Смех ее еще долго звучал в ушах Валентина.
Валентин связался с Филиппом.
— Ты еще не завтракал? Быть может, составишь мне компанию?..
— Но я не один. У меня Эля и Халил… А если мы все к тебе?
— Что ж, валяйте…
Через минуту вся компания явилась к Валентину. Стало шумно и, пожалуй, чуточку суматошно. Это даже понравилось Селянину, напомнив о дружеских налетах в той жизни, которая теперь невозвратима. Все-таки Эля, Филипп, Ноэми, Халил были самыми близкими ему людьми на Земле.
— О телеграмме с Меркурия извещен? — спросил Филипп. — Такой исход следовало предполагать. Обыкновенный кусок камня или металла, и конец ординарный: исчезновение в огненном чреве Солнца.
— Зачем, Филипп, говоришь так: обыкновенный? Совсем не обыкновенный! Шаровидная форма — разве обыкновенность? Вспышки в поясе астероидов, гибель экипажа на «Артуре»… Зачем, дорогой, говоришь так неправильно: обыкновенность? — Халил возражал горячо и убеждение.

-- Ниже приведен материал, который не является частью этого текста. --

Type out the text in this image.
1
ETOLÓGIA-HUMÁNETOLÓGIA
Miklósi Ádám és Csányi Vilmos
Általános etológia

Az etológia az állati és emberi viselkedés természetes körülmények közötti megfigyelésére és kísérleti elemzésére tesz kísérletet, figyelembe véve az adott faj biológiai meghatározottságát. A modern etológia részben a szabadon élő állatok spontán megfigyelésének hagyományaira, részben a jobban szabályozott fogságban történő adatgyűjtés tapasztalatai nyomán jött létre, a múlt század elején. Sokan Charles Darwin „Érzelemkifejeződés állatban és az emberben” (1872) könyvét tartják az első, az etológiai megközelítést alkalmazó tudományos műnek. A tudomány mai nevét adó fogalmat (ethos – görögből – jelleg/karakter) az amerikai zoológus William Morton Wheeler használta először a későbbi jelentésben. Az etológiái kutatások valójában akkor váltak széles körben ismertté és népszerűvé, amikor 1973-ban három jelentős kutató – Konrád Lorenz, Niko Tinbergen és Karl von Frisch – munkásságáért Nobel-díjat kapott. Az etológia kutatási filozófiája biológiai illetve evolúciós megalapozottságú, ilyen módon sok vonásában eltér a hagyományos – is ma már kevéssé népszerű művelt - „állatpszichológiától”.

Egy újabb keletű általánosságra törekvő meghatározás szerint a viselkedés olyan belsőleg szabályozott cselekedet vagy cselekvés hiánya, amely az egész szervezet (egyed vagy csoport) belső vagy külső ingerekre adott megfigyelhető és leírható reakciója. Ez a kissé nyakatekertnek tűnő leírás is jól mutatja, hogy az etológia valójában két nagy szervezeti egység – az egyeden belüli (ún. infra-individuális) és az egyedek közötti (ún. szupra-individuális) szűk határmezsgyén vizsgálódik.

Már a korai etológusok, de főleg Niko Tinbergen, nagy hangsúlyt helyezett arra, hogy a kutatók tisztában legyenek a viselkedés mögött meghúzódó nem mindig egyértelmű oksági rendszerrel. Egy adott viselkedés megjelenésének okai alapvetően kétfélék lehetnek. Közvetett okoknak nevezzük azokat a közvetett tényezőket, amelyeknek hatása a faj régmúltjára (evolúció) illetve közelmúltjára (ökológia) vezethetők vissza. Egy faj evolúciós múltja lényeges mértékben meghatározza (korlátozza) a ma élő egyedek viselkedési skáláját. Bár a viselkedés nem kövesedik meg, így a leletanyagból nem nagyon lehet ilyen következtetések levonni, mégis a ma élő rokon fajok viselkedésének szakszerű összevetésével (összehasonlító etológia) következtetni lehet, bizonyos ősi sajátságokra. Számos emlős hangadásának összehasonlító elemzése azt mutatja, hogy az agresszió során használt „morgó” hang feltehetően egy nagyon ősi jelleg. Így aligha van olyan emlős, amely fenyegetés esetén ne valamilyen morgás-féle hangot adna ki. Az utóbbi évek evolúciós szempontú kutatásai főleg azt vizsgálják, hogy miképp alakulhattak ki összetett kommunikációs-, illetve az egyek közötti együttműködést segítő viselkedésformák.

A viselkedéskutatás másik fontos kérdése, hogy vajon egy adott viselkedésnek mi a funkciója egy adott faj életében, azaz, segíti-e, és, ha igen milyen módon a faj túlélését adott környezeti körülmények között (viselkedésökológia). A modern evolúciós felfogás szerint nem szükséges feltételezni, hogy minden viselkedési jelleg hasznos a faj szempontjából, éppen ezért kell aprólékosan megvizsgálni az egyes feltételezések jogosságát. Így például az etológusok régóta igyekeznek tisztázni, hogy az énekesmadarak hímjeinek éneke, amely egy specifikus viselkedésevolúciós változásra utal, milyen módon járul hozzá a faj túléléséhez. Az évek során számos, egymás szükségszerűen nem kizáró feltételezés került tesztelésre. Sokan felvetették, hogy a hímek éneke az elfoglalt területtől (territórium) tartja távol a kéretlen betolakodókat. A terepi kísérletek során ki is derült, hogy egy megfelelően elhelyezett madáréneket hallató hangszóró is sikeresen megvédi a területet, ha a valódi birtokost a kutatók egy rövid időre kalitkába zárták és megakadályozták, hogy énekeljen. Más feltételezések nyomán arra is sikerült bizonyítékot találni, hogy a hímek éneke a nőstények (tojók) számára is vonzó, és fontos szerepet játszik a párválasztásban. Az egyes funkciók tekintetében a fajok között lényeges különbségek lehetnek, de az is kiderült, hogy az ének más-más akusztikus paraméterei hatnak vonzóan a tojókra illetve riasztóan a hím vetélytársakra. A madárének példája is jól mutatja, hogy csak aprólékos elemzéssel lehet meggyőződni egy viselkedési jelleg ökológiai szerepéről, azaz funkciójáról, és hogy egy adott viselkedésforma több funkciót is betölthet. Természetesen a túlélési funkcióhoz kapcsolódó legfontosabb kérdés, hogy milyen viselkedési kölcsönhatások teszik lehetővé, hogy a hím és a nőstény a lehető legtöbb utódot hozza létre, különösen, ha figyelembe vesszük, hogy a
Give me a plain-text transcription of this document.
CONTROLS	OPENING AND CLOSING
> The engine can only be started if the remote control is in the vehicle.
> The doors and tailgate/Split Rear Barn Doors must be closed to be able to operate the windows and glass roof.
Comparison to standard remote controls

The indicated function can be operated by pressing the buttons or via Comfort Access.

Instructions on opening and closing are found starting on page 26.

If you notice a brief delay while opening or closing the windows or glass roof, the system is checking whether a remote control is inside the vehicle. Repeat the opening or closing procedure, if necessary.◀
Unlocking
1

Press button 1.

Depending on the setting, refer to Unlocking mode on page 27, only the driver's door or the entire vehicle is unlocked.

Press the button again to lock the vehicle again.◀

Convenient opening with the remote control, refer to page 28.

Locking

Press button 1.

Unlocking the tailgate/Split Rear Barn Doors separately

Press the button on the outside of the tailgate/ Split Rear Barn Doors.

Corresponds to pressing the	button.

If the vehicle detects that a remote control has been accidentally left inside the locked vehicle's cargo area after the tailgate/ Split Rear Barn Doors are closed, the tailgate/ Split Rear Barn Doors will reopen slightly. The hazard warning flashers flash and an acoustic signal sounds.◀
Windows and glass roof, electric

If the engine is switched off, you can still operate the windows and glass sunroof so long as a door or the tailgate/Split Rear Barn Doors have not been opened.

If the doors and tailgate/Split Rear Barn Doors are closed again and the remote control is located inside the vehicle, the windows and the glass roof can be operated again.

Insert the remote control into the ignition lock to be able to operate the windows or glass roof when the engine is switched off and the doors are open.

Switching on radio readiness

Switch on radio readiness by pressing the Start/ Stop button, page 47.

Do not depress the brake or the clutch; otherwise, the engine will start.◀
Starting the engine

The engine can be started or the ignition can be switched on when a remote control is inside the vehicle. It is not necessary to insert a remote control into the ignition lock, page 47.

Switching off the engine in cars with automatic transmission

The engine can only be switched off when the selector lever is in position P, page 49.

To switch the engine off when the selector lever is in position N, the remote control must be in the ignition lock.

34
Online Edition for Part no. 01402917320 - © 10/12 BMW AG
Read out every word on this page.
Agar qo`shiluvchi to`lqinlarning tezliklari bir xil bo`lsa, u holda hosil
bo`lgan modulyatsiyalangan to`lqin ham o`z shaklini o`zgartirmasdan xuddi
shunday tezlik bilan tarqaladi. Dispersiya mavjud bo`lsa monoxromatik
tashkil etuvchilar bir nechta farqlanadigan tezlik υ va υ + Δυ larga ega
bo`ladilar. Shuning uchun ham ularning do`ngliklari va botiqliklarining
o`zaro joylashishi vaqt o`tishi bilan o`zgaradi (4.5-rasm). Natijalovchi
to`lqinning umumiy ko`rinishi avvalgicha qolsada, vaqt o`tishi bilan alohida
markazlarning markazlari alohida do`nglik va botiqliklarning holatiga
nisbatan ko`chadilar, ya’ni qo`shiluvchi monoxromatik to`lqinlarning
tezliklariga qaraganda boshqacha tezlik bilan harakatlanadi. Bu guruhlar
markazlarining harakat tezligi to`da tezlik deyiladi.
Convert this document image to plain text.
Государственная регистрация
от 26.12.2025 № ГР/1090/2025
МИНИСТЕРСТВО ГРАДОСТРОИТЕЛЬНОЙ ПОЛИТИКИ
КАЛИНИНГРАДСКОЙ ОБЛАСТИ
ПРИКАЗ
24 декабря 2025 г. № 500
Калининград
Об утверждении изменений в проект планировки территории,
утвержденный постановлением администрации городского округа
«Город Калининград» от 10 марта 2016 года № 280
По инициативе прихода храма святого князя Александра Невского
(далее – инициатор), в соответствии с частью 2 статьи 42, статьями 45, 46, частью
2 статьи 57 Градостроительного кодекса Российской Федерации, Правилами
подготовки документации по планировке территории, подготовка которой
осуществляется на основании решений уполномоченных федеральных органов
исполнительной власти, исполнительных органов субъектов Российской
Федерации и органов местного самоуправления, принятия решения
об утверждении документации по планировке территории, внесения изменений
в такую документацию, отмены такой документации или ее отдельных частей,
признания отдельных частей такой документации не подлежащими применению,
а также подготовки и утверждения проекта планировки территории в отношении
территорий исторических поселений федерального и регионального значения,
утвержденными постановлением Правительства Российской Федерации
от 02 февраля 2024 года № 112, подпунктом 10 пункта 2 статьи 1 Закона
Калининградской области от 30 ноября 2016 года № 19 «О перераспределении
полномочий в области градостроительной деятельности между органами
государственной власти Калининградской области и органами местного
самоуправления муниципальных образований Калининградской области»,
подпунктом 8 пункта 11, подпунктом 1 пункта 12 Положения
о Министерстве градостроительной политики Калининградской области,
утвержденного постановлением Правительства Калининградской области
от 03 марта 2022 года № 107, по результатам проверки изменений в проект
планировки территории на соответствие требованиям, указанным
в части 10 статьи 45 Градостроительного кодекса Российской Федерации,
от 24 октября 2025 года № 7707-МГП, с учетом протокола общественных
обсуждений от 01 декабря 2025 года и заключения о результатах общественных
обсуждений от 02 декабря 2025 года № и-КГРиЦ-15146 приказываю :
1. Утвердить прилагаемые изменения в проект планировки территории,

— Вспышки могут иметь совсем иную причину, — сказал Филипп.
— Антивещество, да? Но тогда оно не долетело бы до Солнца, раньше аннигилировало. Без антивещества необычного, ах, как много… А траектория? Траекторию вспомни.
— Значит, искусственный аппарат? Ракета?
— Если ракета, почему на Солнце упала? Нет, дорогой, не ракета.
— Тогда что же? Объясни.
— Ах, какой быстрый! Как фотон, быстрый… Не знаю, что такое. Но ты неправ, что обыкновенность.
Валентин не участвовал в споре, опасаясь сказать что-либо наивное. Отмалчивалась и Эля. Лишь после завтрака она обратилась к Селянину с вопросом, что предпочел бы он делать сегодня. Валентин в первую минуту растерялся. До сих пор его временем распоряжались другие.
— Быть может, отправимся в институт к Ноэми? — не очень уверенно предложил Филипп Чичерин.
— Или пойдем на биохимический завод… Это, дорогой, очень любопытно, из чего делают продукты. Что хочешь делают. Не сразу, конечно, еду. Сначала — аминокислоты. Все двадцать аминокислот, а потом уже продукты. Пойдем, дорогой.
— Нет, — отказался Валентин. — Если уж выбор за мной, я отправлюсь хотя бы на часок в тундру. Один.
— Зачем обижаешь, дорогой? Думаешь, мы холода испугаемся?
Валентин упрямо покачал головой.
— Я хочу один… Ну ладно, пусть кто-нибудь проводит, Филипп, например. Ему-то вы доверите мою персону?
— На Филиппа я надеюсь больше, чем на себя, — сказала Эля. — Пусть будет по-твоему. Здесь места очень похожие на те, где ты жил прежде.
— Почему нельзя всем пойти? — опять вмешался Халил.
— Не надо ему мешать… — Строгий взгляд девушки остановил Халила.
Через полчаса, не более, Валентин с Филиппом, одетые в теплые и легкие комбинезоны наподобие водолазных, подземным ходом выбрались в тундру. Чичерин опустил забрало своего шлема, но, увидев, что Валентин не делает этого, вновь поднял его. Нет, он не всегда был педантом, профилактор Филипп.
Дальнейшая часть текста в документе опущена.